Но зачем было отвлекать внимание читателя на какого-то явно второстепенного персонажа из этого же рассказа, соседа, который «был одет в горчичного цвета брюки «в рубчик» и лиловую тужурку»? Без этой картинки, да и самого соседа-коротышки было бы нетрудно обойтись. Рассказ бы от этого не проиграл. Между прочим, отличный рассказ, и, пожалуй, самый для меня загадочный из всего сборника. Чувства главного героя акварельно-размыты, и трудно понять, что он конкретно испытывает в самом конце повествования, когда навсегда прощается с прежней любовью. Здесь, и не только, выпукло проявлена одна из особенностей таланта Максима Шраера — умение заканчивать рассказы ярко и убедительно.

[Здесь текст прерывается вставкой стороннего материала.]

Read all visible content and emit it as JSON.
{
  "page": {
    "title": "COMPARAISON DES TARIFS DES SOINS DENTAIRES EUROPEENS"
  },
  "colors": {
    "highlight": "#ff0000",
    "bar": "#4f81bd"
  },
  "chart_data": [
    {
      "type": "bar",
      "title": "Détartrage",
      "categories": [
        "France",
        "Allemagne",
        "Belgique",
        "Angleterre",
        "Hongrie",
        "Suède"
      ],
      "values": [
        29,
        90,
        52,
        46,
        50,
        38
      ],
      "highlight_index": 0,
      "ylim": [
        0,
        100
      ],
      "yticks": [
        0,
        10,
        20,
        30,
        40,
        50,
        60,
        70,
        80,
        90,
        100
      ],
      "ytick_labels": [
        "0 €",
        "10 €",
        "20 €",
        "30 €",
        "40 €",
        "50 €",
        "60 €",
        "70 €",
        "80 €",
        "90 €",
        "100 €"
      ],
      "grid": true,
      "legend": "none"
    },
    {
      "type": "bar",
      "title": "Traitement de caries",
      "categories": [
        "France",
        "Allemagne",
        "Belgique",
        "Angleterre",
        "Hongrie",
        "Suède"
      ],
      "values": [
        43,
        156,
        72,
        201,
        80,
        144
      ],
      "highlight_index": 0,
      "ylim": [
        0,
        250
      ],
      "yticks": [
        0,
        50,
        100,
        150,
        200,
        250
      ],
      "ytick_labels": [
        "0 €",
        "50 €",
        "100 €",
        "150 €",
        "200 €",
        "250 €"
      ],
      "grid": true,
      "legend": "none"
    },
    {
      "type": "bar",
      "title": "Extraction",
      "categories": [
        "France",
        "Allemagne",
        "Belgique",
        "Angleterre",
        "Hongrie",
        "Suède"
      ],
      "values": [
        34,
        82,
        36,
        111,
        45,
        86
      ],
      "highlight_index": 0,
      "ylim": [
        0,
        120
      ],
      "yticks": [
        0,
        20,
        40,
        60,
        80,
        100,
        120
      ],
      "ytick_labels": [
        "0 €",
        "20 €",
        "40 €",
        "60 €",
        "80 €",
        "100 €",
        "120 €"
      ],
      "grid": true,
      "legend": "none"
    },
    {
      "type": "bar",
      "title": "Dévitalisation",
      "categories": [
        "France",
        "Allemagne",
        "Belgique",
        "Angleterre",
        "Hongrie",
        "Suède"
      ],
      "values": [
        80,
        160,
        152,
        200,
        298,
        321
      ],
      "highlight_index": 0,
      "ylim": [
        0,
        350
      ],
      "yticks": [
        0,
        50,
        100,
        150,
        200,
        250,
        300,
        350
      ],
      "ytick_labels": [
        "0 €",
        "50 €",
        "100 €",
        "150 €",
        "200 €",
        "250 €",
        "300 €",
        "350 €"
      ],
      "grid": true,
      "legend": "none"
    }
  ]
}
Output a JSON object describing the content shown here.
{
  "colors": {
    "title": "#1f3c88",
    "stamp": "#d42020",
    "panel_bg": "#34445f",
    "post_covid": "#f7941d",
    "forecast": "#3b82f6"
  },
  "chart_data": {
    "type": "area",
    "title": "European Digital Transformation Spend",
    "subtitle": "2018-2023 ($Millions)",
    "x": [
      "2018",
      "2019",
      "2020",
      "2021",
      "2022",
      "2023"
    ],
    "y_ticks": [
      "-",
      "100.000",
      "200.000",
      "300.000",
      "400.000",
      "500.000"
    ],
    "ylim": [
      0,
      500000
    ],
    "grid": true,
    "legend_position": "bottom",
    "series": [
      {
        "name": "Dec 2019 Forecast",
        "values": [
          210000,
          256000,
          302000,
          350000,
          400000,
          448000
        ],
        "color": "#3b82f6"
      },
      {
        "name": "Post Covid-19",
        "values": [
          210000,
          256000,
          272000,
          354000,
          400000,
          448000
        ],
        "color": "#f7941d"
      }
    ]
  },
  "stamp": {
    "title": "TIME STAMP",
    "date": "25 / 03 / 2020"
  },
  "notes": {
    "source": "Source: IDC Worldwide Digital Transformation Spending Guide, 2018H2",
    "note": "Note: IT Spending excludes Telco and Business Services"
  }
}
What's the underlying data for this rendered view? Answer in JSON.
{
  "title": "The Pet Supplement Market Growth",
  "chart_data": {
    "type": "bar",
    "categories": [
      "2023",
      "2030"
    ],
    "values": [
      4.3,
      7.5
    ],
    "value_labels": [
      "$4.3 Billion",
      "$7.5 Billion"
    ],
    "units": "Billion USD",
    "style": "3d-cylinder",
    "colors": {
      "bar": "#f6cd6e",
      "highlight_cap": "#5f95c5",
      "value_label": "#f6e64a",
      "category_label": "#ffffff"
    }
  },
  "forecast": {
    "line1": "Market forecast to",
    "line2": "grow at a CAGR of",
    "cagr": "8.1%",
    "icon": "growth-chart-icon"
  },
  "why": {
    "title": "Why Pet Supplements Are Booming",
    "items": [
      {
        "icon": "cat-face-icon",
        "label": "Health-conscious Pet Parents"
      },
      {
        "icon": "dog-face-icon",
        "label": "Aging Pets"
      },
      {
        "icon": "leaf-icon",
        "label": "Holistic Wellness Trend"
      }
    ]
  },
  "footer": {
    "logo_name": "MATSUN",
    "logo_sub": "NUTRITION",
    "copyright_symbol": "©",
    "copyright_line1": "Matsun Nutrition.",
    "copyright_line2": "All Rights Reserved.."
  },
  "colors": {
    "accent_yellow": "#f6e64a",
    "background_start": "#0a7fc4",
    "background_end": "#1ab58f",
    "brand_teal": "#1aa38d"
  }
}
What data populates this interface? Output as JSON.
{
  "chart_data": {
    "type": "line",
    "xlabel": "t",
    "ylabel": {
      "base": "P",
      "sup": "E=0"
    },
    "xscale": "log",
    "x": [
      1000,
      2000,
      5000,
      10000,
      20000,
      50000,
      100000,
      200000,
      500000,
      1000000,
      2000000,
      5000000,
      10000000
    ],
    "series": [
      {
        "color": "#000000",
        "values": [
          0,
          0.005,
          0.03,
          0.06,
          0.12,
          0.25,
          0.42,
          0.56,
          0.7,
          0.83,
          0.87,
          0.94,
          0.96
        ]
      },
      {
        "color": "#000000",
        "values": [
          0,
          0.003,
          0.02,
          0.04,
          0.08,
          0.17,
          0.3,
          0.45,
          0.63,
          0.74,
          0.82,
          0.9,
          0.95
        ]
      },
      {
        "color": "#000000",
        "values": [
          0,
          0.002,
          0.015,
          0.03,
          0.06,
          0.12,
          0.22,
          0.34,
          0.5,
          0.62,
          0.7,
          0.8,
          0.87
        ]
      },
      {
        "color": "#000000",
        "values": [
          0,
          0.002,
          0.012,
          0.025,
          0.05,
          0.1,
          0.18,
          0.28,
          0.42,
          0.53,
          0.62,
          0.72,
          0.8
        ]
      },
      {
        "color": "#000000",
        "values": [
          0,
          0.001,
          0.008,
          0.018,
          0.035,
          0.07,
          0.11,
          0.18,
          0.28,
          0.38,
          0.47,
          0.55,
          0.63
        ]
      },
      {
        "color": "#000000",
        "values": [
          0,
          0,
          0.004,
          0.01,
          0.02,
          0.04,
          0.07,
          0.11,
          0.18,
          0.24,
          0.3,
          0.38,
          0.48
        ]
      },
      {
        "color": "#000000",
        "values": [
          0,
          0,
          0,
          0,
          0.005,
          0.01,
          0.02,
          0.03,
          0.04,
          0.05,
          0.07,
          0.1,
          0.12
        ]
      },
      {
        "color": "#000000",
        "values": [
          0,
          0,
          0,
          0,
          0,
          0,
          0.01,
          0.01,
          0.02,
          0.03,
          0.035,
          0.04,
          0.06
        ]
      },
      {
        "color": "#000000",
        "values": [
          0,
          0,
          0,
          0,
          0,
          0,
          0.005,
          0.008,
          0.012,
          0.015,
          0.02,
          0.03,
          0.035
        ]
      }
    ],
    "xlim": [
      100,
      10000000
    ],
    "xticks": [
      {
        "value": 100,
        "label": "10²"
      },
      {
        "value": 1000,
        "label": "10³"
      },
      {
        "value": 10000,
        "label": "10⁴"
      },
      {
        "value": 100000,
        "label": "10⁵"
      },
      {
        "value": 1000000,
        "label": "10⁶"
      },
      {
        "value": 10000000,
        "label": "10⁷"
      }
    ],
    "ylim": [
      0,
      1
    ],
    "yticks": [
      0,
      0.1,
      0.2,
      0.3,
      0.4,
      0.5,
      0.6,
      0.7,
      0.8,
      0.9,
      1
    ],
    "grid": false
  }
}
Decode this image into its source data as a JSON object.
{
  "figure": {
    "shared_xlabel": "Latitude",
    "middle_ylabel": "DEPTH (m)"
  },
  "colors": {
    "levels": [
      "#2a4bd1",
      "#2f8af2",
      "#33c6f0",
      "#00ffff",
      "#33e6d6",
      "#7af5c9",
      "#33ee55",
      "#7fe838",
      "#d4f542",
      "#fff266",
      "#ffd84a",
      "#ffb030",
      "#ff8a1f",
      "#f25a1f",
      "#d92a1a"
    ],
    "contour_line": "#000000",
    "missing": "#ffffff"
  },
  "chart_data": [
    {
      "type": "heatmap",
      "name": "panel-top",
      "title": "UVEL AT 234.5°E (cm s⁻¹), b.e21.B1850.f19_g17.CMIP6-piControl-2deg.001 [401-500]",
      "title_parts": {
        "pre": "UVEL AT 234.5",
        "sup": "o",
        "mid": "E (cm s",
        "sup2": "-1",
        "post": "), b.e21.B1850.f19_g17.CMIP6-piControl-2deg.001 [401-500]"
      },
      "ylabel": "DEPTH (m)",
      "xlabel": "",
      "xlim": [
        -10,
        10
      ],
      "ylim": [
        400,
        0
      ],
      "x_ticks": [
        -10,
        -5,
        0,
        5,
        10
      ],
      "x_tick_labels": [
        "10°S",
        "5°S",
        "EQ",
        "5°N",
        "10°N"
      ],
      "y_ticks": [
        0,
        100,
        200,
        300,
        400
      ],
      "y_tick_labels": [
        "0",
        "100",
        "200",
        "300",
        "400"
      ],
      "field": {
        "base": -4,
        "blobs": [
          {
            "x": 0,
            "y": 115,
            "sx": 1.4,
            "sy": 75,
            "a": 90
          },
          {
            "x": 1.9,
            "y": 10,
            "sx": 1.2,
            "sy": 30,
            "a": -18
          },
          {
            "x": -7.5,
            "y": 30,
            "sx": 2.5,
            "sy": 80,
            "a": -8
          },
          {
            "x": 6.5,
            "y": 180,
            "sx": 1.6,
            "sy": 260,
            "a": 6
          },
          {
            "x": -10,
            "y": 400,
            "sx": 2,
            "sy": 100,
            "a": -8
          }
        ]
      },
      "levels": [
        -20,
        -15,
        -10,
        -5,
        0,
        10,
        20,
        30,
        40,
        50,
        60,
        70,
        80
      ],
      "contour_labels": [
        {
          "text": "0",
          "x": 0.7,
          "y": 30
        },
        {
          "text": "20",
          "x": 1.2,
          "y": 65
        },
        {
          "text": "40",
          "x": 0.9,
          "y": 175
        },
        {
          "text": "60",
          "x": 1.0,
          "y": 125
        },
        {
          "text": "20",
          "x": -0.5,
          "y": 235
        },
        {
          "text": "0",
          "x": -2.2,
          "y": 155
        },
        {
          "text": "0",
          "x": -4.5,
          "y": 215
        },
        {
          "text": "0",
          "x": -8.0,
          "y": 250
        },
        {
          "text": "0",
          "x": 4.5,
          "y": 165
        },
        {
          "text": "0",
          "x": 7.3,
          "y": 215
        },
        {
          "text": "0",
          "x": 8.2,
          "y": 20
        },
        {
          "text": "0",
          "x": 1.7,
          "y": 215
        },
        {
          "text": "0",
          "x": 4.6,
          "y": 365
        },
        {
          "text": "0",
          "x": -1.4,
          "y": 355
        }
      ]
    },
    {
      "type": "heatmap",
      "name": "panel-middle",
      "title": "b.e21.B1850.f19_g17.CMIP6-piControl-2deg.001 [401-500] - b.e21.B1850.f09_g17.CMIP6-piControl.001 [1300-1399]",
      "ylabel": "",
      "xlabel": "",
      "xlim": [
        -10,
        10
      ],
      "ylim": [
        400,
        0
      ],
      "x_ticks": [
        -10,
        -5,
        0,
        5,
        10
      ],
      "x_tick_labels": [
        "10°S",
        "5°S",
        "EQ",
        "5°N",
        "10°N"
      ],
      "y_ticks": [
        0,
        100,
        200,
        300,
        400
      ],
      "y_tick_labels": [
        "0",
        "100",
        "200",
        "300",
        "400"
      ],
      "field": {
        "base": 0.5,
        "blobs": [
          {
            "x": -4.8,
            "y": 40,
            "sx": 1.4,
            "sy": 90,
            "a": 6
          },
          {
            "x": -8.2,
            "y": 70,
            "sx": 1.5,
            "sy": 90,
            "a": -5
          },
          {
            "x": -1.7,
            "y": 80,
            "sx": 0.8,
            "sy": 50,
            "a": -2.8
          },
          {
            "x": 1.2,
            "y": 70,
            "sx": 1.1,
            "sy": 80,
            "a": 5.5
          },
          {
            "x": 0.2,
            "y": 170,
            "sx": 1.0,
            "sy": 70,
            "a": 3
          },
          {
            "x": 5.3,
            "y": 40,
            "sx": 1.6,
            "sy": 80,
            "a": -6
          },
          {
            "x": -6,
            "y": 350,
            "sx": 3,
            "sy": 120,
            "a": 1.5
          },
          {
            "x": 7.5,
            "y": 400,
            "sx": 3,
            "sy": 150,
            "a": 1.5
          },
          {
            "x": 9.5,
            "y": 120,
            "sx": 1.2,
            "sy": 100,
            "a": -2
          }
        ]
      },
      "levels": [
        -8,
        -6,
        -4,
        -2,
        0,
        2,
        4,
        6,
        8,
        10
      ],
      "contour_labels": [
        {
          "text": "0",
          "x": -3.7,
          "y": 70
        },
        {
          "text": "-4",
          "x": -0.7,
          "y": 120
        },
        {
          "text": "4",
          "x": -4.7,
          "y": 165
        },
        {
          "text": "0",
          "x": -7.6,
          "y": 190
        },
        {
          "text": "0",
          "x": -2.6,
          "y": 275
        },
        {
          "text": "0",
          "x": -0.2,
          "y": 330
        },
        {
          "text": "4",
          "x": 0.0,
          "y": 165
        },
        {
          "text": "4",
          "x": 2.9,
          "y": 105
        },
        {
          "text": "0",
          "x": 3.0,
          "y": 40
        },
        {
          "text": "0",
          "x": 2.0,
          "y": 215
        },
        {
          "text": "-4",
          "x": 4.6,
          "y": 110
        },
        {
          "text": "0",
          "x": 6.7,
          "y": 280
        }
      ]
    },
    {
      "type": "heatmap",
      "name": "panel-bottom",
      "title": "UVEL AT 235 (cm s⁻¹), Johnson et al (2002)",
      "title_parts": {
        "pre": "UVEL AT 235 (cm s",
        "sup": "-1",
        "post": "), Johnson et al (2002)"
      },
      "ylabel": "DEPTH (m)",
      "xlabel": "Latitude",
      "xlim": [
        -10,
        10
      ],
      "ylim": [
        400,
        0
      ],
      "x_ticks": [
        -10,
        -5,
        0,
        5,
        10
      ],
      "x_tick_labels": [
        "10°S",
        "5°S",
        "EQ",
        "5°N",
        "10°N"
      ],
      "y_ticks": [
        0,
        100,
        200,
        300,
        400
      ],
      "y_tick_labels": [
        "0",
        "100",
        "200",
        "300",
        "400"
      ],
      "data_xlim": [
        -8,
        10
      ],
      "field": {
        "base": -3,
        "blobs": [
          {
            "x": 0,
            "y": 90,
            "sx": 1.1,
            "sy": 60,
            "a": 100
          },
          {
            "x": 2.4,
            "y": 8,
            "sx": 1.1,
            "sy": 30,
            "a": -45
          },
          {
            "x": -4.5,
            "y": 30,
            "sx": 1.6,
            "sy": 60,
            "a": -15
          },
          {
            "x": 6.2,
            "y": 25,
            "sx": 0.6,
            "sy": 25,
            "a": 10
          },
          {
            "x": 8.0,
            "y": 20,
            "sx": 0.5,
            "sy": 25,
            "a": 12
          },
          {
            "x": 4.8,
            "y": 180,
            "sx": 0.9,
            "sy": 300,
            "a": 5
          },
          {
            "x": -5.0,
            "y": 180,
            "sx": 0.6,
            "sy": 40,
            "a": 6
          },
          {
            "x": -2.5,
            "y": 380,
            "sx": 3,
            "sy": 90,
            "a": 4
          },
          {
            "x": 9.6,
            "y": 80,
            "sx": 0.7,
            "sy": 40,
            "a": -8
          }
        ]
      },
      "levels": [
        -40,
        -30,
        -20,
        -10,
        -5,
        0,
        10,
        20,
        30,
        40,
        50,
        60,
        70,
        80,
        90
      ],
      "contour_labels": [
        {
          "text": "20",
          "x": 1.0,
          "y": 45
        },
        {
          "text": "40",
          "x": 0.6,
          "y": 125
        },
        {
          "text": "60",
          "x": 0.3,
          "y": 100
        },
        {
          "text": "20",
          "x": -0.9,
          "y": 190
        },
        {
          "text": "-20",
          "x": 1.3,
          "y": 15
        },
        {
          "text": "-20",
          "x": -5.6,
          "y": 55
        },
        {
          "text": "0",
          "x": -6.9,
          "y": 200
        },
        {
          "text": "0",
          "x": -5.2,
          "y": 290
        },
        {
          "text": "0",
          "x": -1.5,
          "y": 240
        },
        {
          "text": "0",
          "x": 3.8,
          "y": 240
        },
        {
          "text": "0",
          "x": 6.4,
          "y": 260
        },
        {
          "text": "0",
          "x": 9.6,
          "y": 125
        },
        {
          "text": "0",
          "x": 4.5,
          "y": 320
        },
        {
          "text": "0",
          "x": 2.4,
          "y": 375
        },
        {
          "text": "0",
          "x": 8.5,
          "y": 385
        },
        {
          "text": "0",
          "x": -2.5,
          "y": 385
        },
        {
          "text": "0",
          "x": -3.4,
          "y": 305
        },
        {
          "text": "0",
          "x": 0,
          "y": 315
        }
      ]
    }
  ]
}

«Тушки енотов, принесенных в жертву воскресному трафику, устилали обочину хайвея. Дэнни приоткрыл стекло, и мокрый прохладный воздух донес до губ и ноздрей запах дремлющей земли. Он опустил руку в боковой карман, чтобы достать носовой платок, и нащупал конверт рядом с упаковкой мятных конфет. Дэнни выудил конверт и наискосок прочитал слова «Данчик-одуванчик», убегающие от него, словно обратное течение времени».
Если не читать всего рассказа, а лишь этот отрывок, то можно прочувствовать: перед нами настоящая литература. Предметная изобразительность, детальность описания и ничего лишнего! Как сказал Экзюпери, «совершенство достигается не тогда, когда уже нечего прибавить, а когда уже ничего нельзя отнять».
Великолепно лаконичен и четко выстроен, гармоничен и продуман рассказ «Исчезновение Залмана». Не случайно он дал название всему сборнику. Свои достоинства у каждого рассказа. Но мой любимый — «Ловля форели в Вирджинии».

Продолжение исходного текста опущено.